Quand les outils de protection des animaux se retournent contre les femmes
Pièges photographiques, drones, enregistreurs audio… Ces dispositifs déployés pour suivre tigres, éléphants et autres animaux sauvages sont détournés de leur objectif initial. Des gardes forestiers et des hommes des villages les utilisent pour espionner, intimider, voire humilier publiquement les femmes qui pensaient trouver refuge en forêt.
D’après l’étude menée par Trishant Simlai de l’Université de Cambridge auprès de 270 villageoises, les exemples de harcèlement sont nombreux et choquants :
- Diffusion sur les réseaux sociaux d’une photo volée d’une femme atteinte d’autisme en train d’uriner dans la forêt
- Survols “délibérés” de drones au dessus des têtes pour forcer des femmes à écourter leur cueillette de bois
- Transmission à la police d’images de couples en pleine “romance” captées par des pièges photographiques
Face à cette surveillance intrusive, beaucoup de femmes modifient leur comportement par peur d’être filmées ou photographiées à leur insu. Elles chantent moins, signe pourtant utile pour signaler leur présence aux animaux. D’autres s’aventurent plus loin dans des zones reculées, s’exposant à de plus grands dangers comme les attaques de tigres.
De fait, comme l’explique l’une des femmes dans l’étude, ces dispositifs inhibent leurs comportements devant ces appareils, “de peur que nous soyons photographiées ou enregistrées de mauvaise façon”.
Humiliation, révolte et conséquences tragiques
Le pire exemple rapporté est celui d’une femme autiste appartenant à une caste inférieure. Des gardes forestiers ont diffusé sur les réseaux sociaux une photo d’elle en train de se soulager, captée par un piège photographique, dans le but de l’humilier.
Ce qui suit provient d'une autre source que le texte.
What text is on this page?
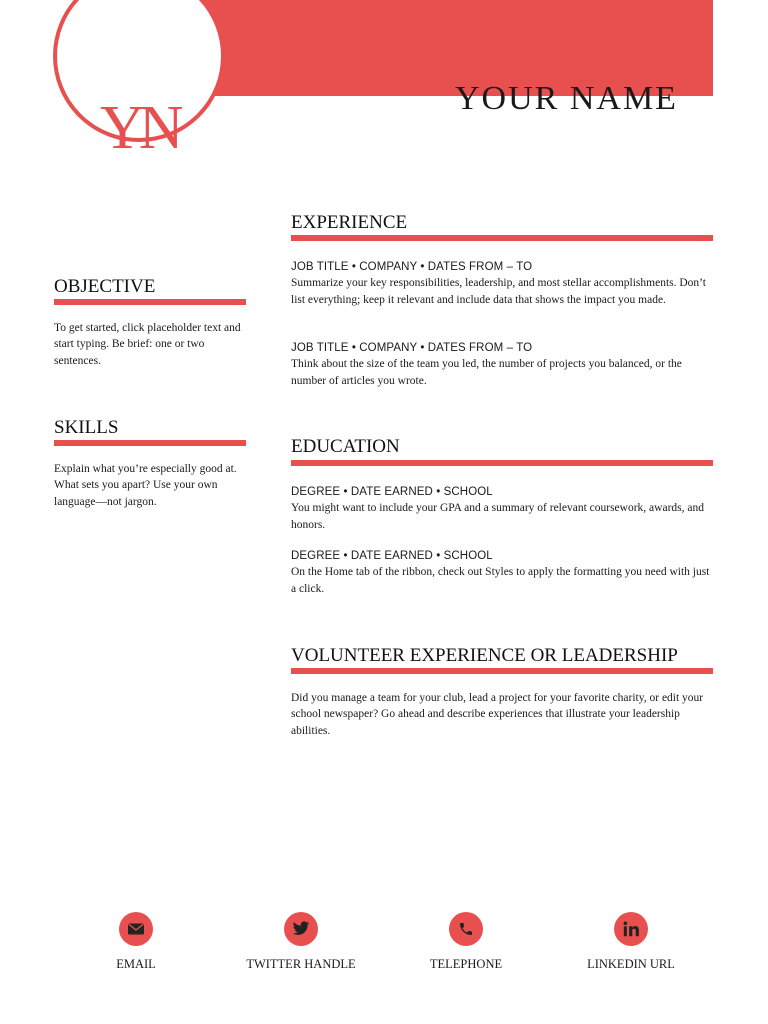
YN	YOUR NAME
OBJECTIVE
To get started, click placeholder text and start typing. Be brief: one or two sentences.
SKILLS
Explain what you’re especially good at. What sets you apart? Use your own language—not jargon.
EXPERIENCE
JOB TITLE • COMPANY • DATES FROM – TO
Summarize your key responsibilities, leadership, and most stellar accomplishments. Don’t list everything; keep it relevant and include data that shows the impact you made.
JOB TITLE • COMPANY • DATES FROM – TO
Think about the size of the team you led, the number of projects you balanced, or the number of articles you wrote.
EDUCATION
DEGREE • DATE EARNED • SCHOOL
You might want to include your GPA and a summary of relevant coursework, awards, and honors.
DEGREE • DATE EARNED • SCHOOL
On the Home tab of the ribbon, check out Styles to apply the formatting you need with just a click.
VOLUNTEER EXPERIENCE OR LEADERSHIP
Did you manage a team for your club, lead a project for your favorite charity, or edit your school newspaper? Go ahead and describe experiences that illustrate your leadership abilities.
EMAIL	TWITTER HANDLE	TELEPHONE	LINKEDIN URL
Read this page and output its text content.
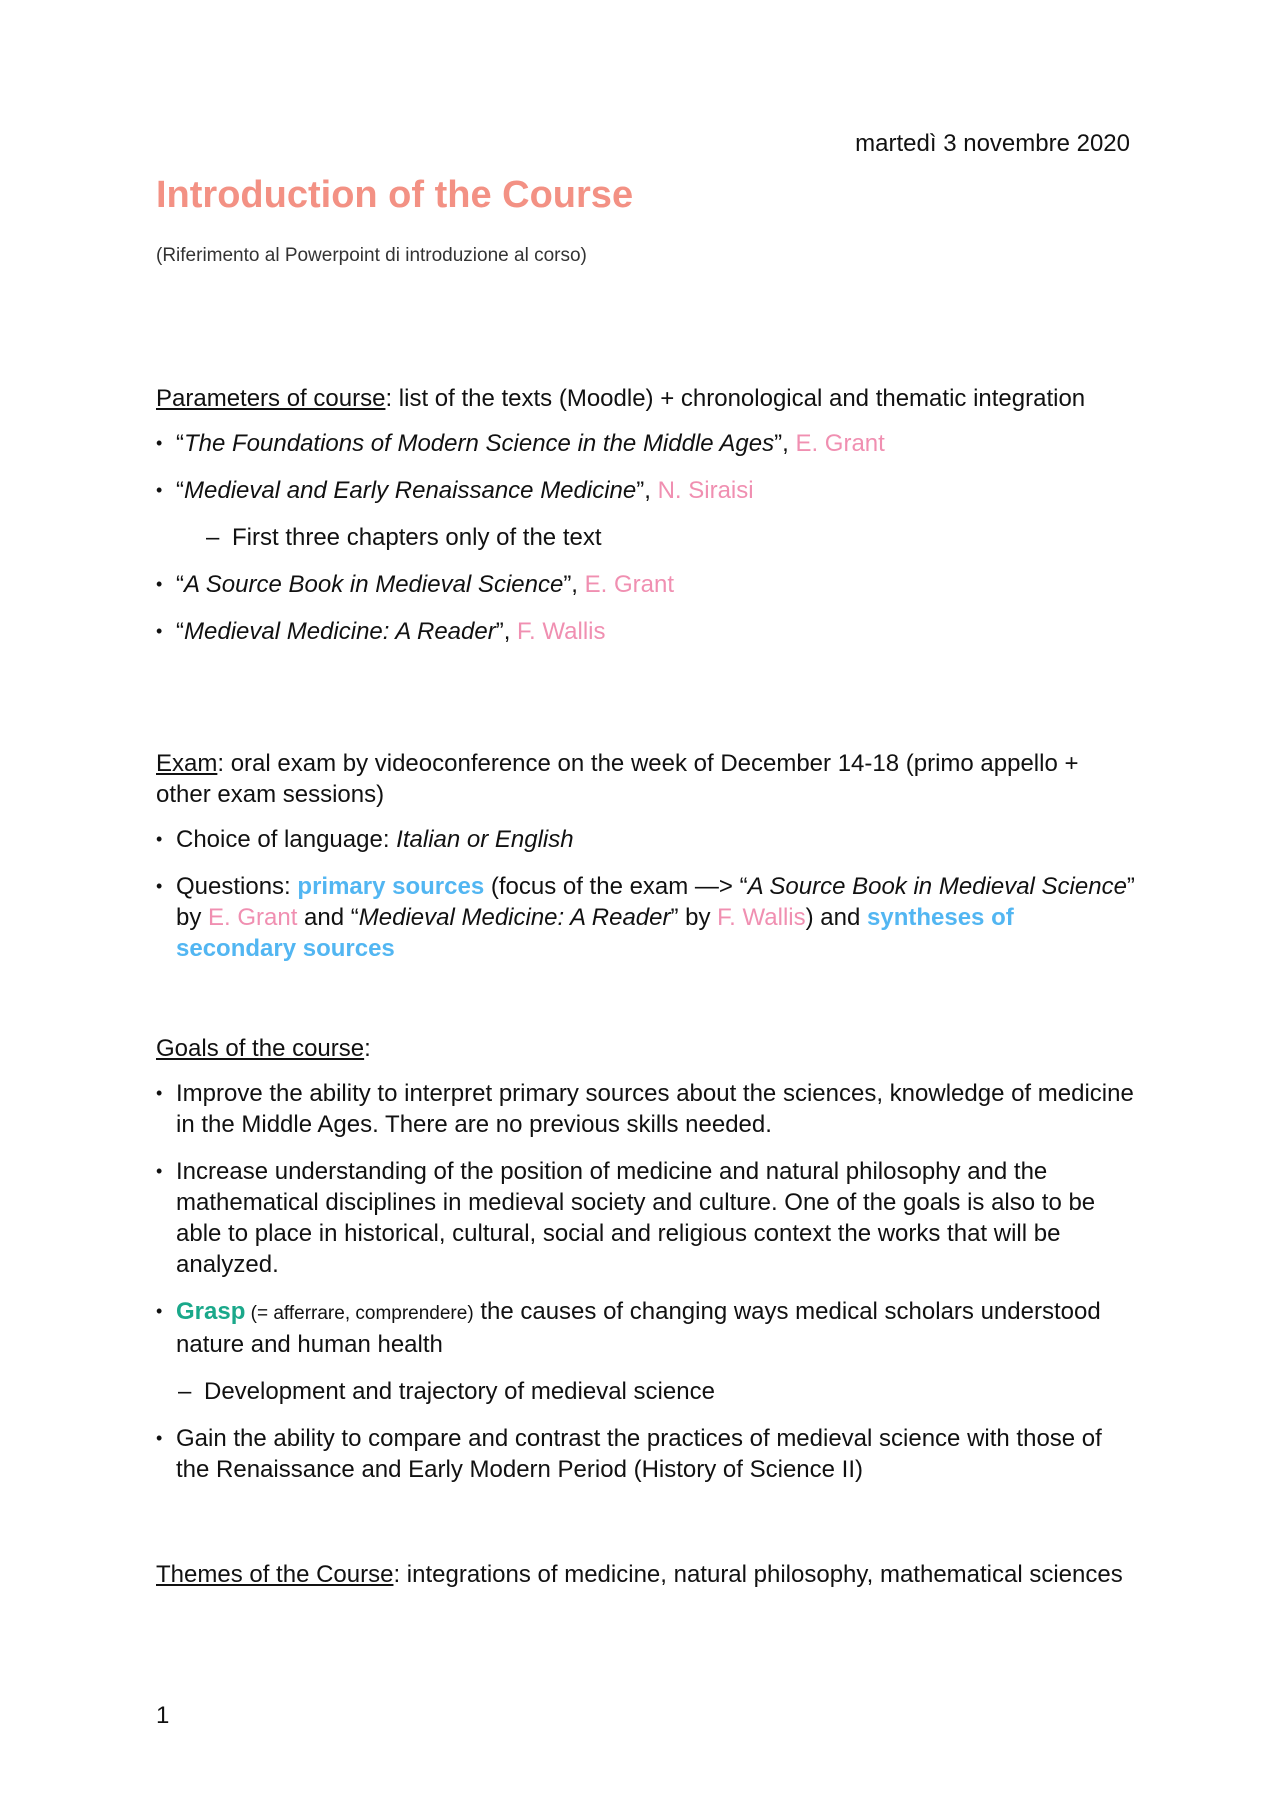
martedì 3 novembre 2020
Introduction of the Course
(Riferimento al Powerpoint di introduzione al corso)
Parameters of course: list of the texts (Moodle) + chronological and thematic integration
• “The Foundations of Modern Science in the Middle Ages”, E. Grant
• “Medieval and Early Renaissance Medicine”, N. Siraisi
– First three chapters only of the text
• “A Source Book in Medieval Science”, E. Grant
• “Medieval Medicine: A Reader”, F. Wallis
Exam: oral exam by videoconference on the week of December 14-18 (primo appello + other exam sessions)
• Choice of language: Italian or English
• Questions: primary sources (focus of the exam —> “A Source Book in Medieval Science” by E. Grant and “Medieval Medicine: A Reader” by F. Wallis) and syntheses of secondary sources
Goals of the course:
• Improve the ability to interpret primary sources about the sciences, knowledge of medicine in the Middle Ages. There are no previous skills needed.
• Increase understanding of the position of medicine and natural philosophy and the mathematical disciplines in medieval society and culture. One of the goals is also to be able to place in historical, cultural, social and religious context the works that will be analyzed.
• Grasp (= afferrare, comprendere) the causes of changing ways medical scholars understood nature and human health
– Development and trajectory of medieval science
• Gain the ability to compare and contrast the practices of medieval science with those of the Renaissance and Early Modern Period (History of Science II)
Themes of the Course: integrations of medicine, natural philosophy, mathematical sciences
1
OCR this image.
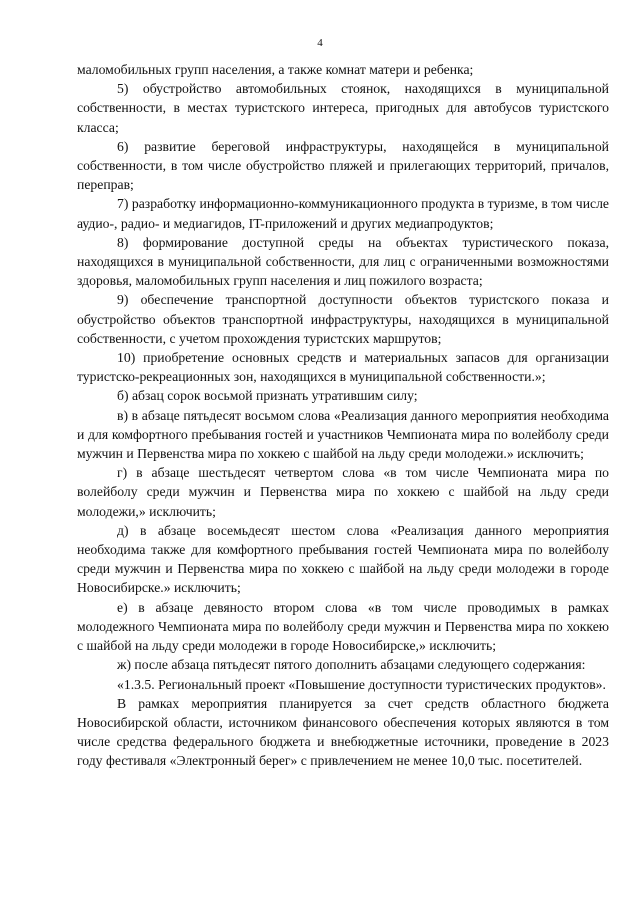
4

маломобильных групп населения, а также комнат матери и ребенка;

5) обустройство автомобильных стоянок, находящихся в муниципальной собственности, в местах туристского интереса, пригодных для автобусов туристского класса;

6) развитие береговой инфраструктуры, находящейся в муниципальной собственности, в том числе обустройство пляжей и прилегающих территорий, причалов, переправ;

7) разработку информационно-коммуникационного продукта в туризме, в том числе аудио-, радио- и медиагидов, IT-приложений и других медиапродуктов;

8) формирование доступной среды на объектах туристического показа, находящихся в муниципальной собственности, для лиц с ограниченными возможностями здоровья, маломобильных групп населения и лиц пожилого возраста;

9) обеспечение транспортной доступности объектов туристского показа и обустройство объектов транспортной инфраструктуры, находящихся в муниципальной собственности, с учетом прохождения туристских маршрутов;

10) приобретение основных средств и материальных запасов для организации туристско-рекреационных зон, находящихся в муниципальной собственности.»;

б) абзац сорок восьмой признать утратившим силу;

в) в абзаце пятьдесят восьмом слова «Реализация данного мероприятия необходима и для комфортного пребывания гостей и участников Чемпионата мира по волейболу среди мужчин и Первенства мира по хоккею с шайбой на льду среди молодежи.» исключить;

г) в абзаце шестьдесят четвертом слова «в том числе Чемпионата мира по волейболу среди мужчин и Первенства мира по хоккею с шайбой на льду среди молодежи,» исключить;

д) в абзаце восемьдесят шестом слова «Реализация данного мероприятия необходима также для комфортного пребывания гостей Чемпионата мира по волейболу среди мужчин и Первенства мира по хоккею с шайбой на льду среди молодежи в городе Новосибирске.» исключить;

е) в абзаце девяносто втором слова «в том числе проводимых в рамках молодежного Чемпионата мира по волейболу среди мужчин и Первенства мира по хоккею с шайбой на льду среди молодежи в городе Новосибирске,» исключить;

ж) после абзаца пятьдесят пятого дополнить абзацами следующего содержания:

«1.3.5. Региональный проект «Повышение доступности туристических продуктов».

В рамках мероприятия планируется за счет средств областного бюджета Новосибирской области, источником финансового обеспечения которых являются в том числе средства федерального бюджета и внебюджетные источники, проведение в 2023 году фестиваля «Электронный берег» с привлечением не менее 10,0 тыс. посетителей.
Révoltés, les hommes de son village ont alors détruit et brûlé tous les pièges qu’ils pouvaient trouver.
Une autre femme, qui expliquait que sa peur des caméras l’amenait à s’enfoncer toujours plus loin dans la forêt, a fini par être tuée par un tigre cette année. Un prix tragique à payer pour échapper à l’œil envahissant de ces technologies.
Impliquer les communautés pour concilier conservation et respect des femmes
Si ces dispositifs jouent un rôle essentiel pour la protection des espèces menacées, Trishant Simlai insiste sur l’importance d’informer et d’impliquer les populations locales dans leur utilisation. Rosaleen Duffy, spécialiste en écologie à l’Université de Sheffield, déplore quant à elle l’absence de prise en compte des contextes sociaux dans lesquels ces technologies sont déployées :
“Ce qui me surprend est que les écologistes imaginent que les technologies puissent être introduites dans un vide social, politique et économique.”
Rosaleen Duffy, spécialiste en écologie, Université de Sheffield
Pour elle, des règles claires sur ce qu’il est permis ou non de faire avec ces outils, assorties de sanctions en cas de mauvais usage, sont indispensables.
L’étude révèle ainsi une conséquence inattendue de technologies pourtant déployées dans un but de protection. Elle montre à quel point il est crucial de prendre en compte les impacts humains dans les stratégies de conservation de la nature. Pour que les forêts indiennes redeviennent un espace de liberté pour les femmes, sans que cela se fasse au détriment des animaux qui les peuplent.